Pada intinya, The Bone Temple adalah film tentang sistem kepercayaan di dunia yang telah kehilangan seluruh strukturnya. Di satu sisi berdiri Sir Jimmy Crystal, seorang fanatik agama yang telah mengubah keputusasaan menjadi dogma. Di sisi lain adalah Dr. Kelson, seorang ilmuwan yang berpegang teguh pada logika, empati, dan penelitian sebagai sisa-sisa terakhir peradaban. Kedua ideologi ini—agama dan ilmu pengetahuan—ditempatkan pada jalur yang bertentangan, bukan hanya sekedar ideologi baik melawan kejahatan, namun sebagai obsesi yang saling bersaing dan dibentuk oleh trauma apokaliptik yang sama.

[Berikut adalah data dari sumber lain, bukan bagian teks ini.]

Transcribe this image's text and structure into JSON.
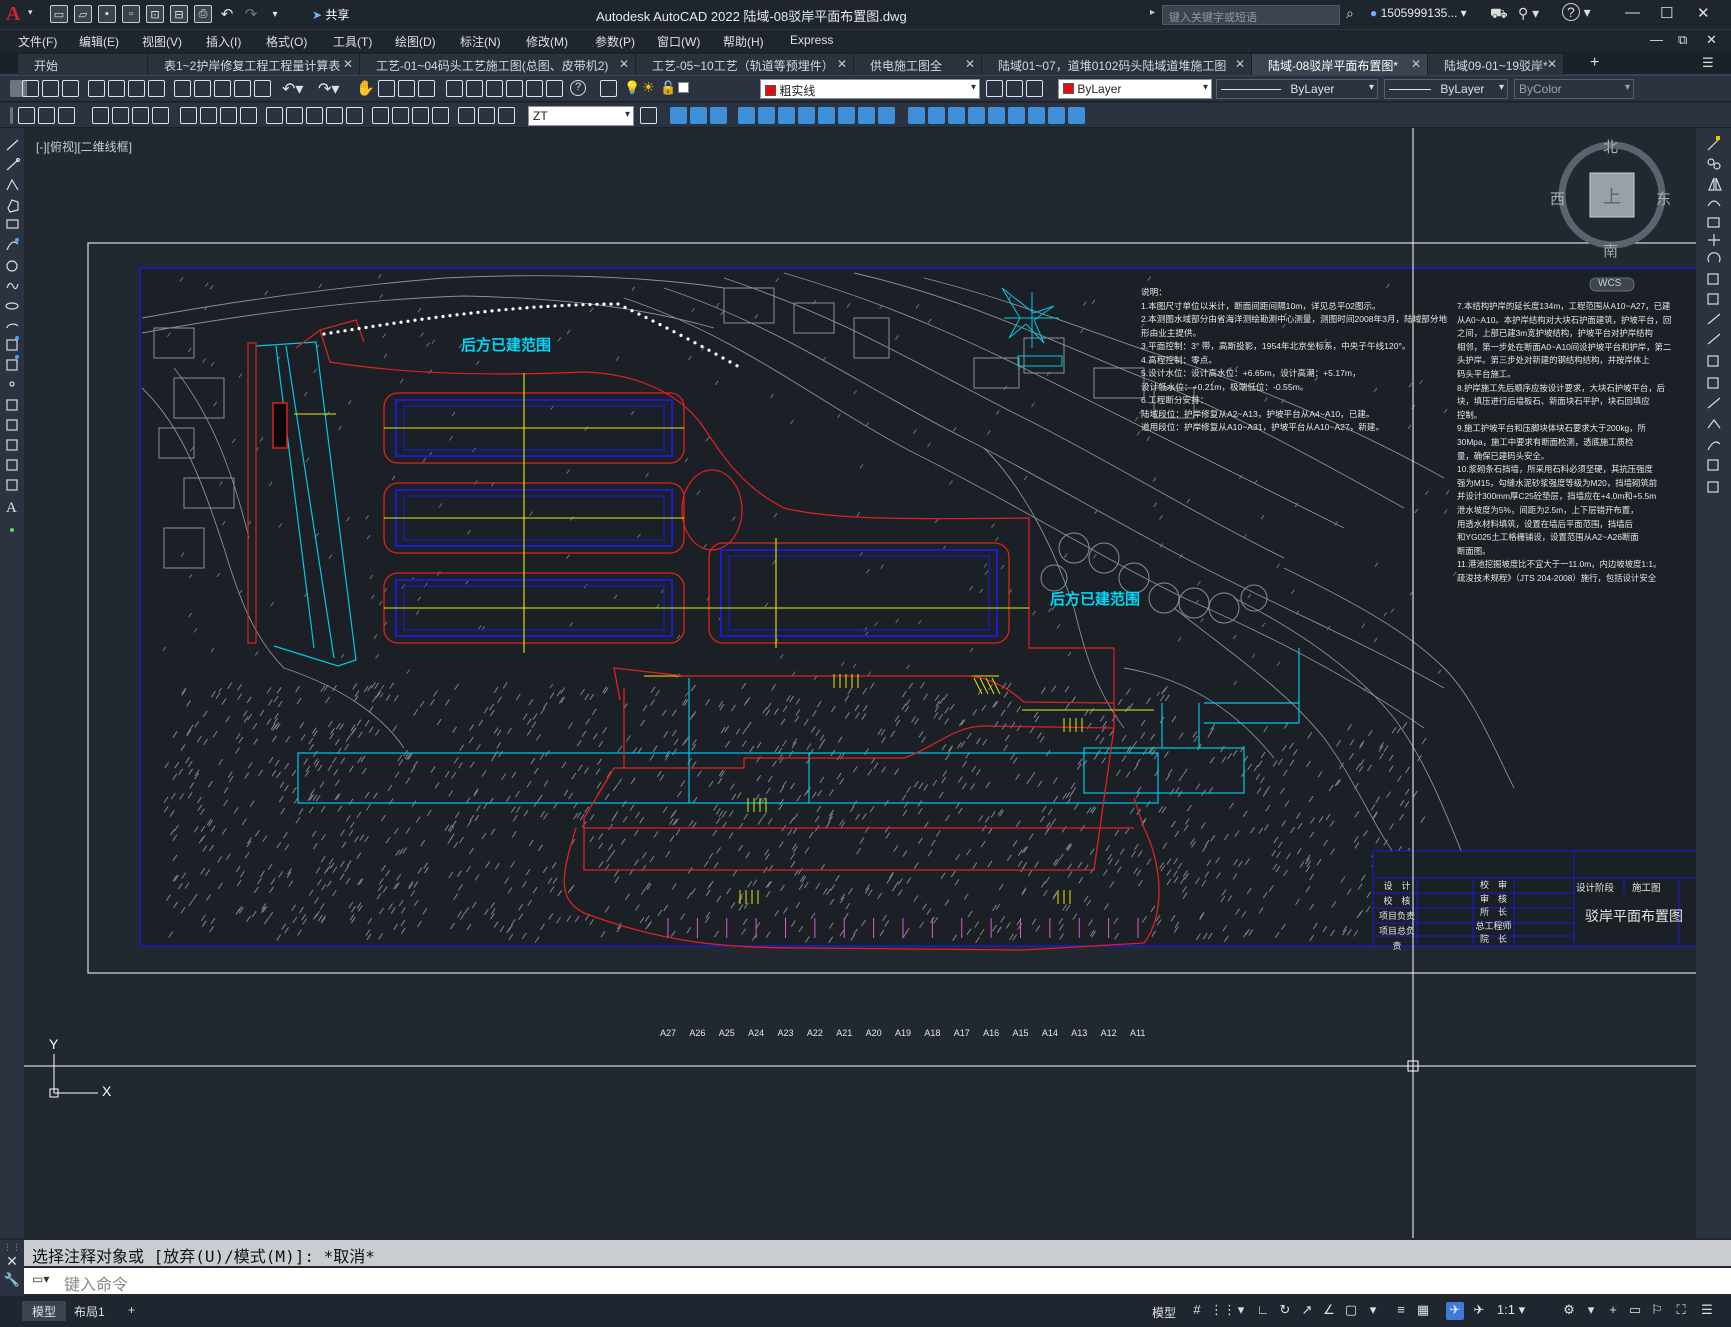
{
  "app": {
    "title": "Autodesk AutoCAD 2022    陆域-08驳岸平面布置图.dwg",
    "share_label": "共享",
    "search_placeholder": "键入关键字或短语",
    "user": "1505999135...",
    "help_icon": "?"
  },
  "menu": [
    "文件(F)",
    "编辑(E)",
    "视图(V)",
    "插入(I)",
    "格式(O)",
    "工具(T)",
    "绘图(D)",
    "标注(N)",
    "修改(M)",
    "参数(P)",
    "窗口(W)",
    "帮助(H)",
    "Express"
  ],
  "tabs": [
    {
      "label": "开始",
      "closable": false,
      "active": false
    },
    {
      "label": "表1~2护岸修复工程工程量计算表",
      "closable": true,
      "active": false
    },
    {
      "label": "工艺-01~04码头工艺施工图(总图、皮带机2)",
      "closable": true,
      "active": false
    },
    {
      "label": "工艺-05~10工艺（轨道等预埋件）",
      "closable": true,
      "active": false
    },
    {
      "label": "供电施工图全",
      "closable": true,
      "active": false
    },
    {
      "label": "陆域01~07，道堆0102码头陆域道堆施工图",
      "closable": true,
      "active": false
    },
    {
      "label": "陆域-08驳岸平面布置图*",
      "closable": true,
      "active": true
    },
    {
      "label": "陆域09-01~19驳岸*",
      "closable": true,
      "active": false
    }
  ],
  "toolbar": {
    "layer_name": "粗实线",
    "layer_color": "#e01010",
    "color_combo": "ByLayer",
    "linetype_combo": "ByLayer",
    "lineweight_combo": "ByLayer",
    "plotstyle_combo": "ByColor",
    "textstyle_combo": "ZT"
  },
  "viewport": {
    "label": "[-][俯视][二维线框]",
    "viewcube": {
      "north": "北",
      "south": "南",
      "east": "东",
      "west": "西",
      "top": "上",
      "wcs": "WCS"
    },
    "ucs": {
      "x": "X",
      "y": "Y"
    }
  },
  "drawing": {
    "labels": {
      "existing_area_1": "后方已建范围",
      "existing_area_2": "后方已建范围"
    },
    "notes_title": "说明：",
    "notes": [
      "1.本图尺寸单位以米计，断面间距间隔10m，详见总平02图示。",
      "2.本测图水域部分由省海洋测绘勘测中心测量，测图时间2008年3月，陆域部分地",
      "形由业主提供。",
      "3.平面控制：3° 带，高斯投影，1954年北京坐标系，中央子午线120°。",
      "4.高程控制：零点。",
      "5.设计水位：设计高水位：+6.65m，设计高潮：+5.17m，",
      "   设计低水位：+0.21m，极端低位：-0.55m。",
      "6.工程断分安排：",
      "   陆域段位：护岸修复从A2~A13，护坡平台从A4~A10，已建。",
      "   道用段位：护岸修复从A10~A31，护坡平台从A10~A27，新建。"
    ],
    "notes_right": [
      "7.本结构护岸的延长度134m，工程范围从A10~A27，已建",
      "从A0~A10。本护岸结构对大块石护面建筑，护坡平台，回",
      "之间，上部已建3m宽护坡结构，护坡平台对护岸结构",
      "相邻，第一步处在断面A0~A10间设护坡平台和护岸，第二",
      "头护岸。第三步处对新建的钢结构结构，并按岸体上",
      "码头平台施工。",
      "8.护岸施工先后顺序应按设计要求，大块石护坡平台，后",
      "块，填压进行后墙板石、新面块石平护，块石回填应",
      "控制。",
      "9.施工护坡平台和压脚块体块石要求大于200kg，所",
      "30Mpa，施工中要求有断面检测，透底施工质检",
      "量，确保已建码头安全。",
      "10.浆砌条石挡墙，所采用石料必须坚硬，其抗压强度",
      "强为M15，勾缝水泥砂浆强度等级为M20，挡墙砌筑前",
      "并设计300mm厚C25砼垫层，挡墙应在+4.0m和+5.5m",
      "泄水坡度为5%，间距为2.5m，上下层错开布置，",
      "用透水材料填筑，设置在墙后平面范围，挡墙后",
      "和YG025土工格栅铺设，设置范围从A2~A26断面",
      "断面图。",
      "11.港池挖掘坡度比不宜大于一11.0m，内边坡坡度1:1。",
      "疏浚技术规程》（JTS 204-2008）施行，包括设计安全"
    ],
    "section_ticks": [
      "A27",
      "A26",
      "A25",
      "A24",
      "A23",
      "A22",
      "A21",
      "A20",
      "A19",
      "A18",
      "A17",
      "A16",
      "A15",
      "A14",
      "A13",
      "A12",
      "A11"
    ],
    "title_block": {
      "left_rows": [
        "设　计",
        "校　核",
        "项目负责",
        "项目总负责"
      ],
      "mid_rows": [
        "校　审",
        "审　核",
        "所　长",
        "总工程师",
        "院　长"
      ],
      "stage_label": "设计阶段",
      "stage_value": "施工图",
      "drawing_title": "驳岸平面布置图"
    }
  },
  "command": {
    "history": "选择注释对象或 [放弃(U)/模式(M)]: *取消*",
    "placeholder": "键入命令"
  },
  "statusbar": {
    "layout_tabs": [
      "模型",
      "布局1"
    ],
    "add_tab": "+",
    "model_label": "模型",
    "scale": "1:1"
  }
}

Penjahat, Orang Suci, dan Orang-Orang yang Terjebak di Antaranya
Jack O’Connell memberikan kinerja yang menentukan karier sebagai Sir Jimmy Crystal. Ini adalah kejahatan yang dilucuti dari romantisme. Jimmy kejam, narsis, dan tanpa ampun, menyembunyikan kebiadabannya di balik ritual dan retorika. O’Connell memerankannya dengan kepercayaan diri yang dingin, membuatnya langsung menjijikkan namun tetap bisa ditonton tanpa henti. Ini adalah jenis pertunjukan di mana Anda mendapati diri Anda menghitung menit, menunggu—dan berharap—saat dia akhirnya mendapatkan apa yang akan dia dapatkan. Keluar dari Sinners, O’Connell diam-diam membangun salah satu resume penjahat paling mengesankan dalam dekade ini. Ini benar-benar pesaing Penjahat Tahun Ini.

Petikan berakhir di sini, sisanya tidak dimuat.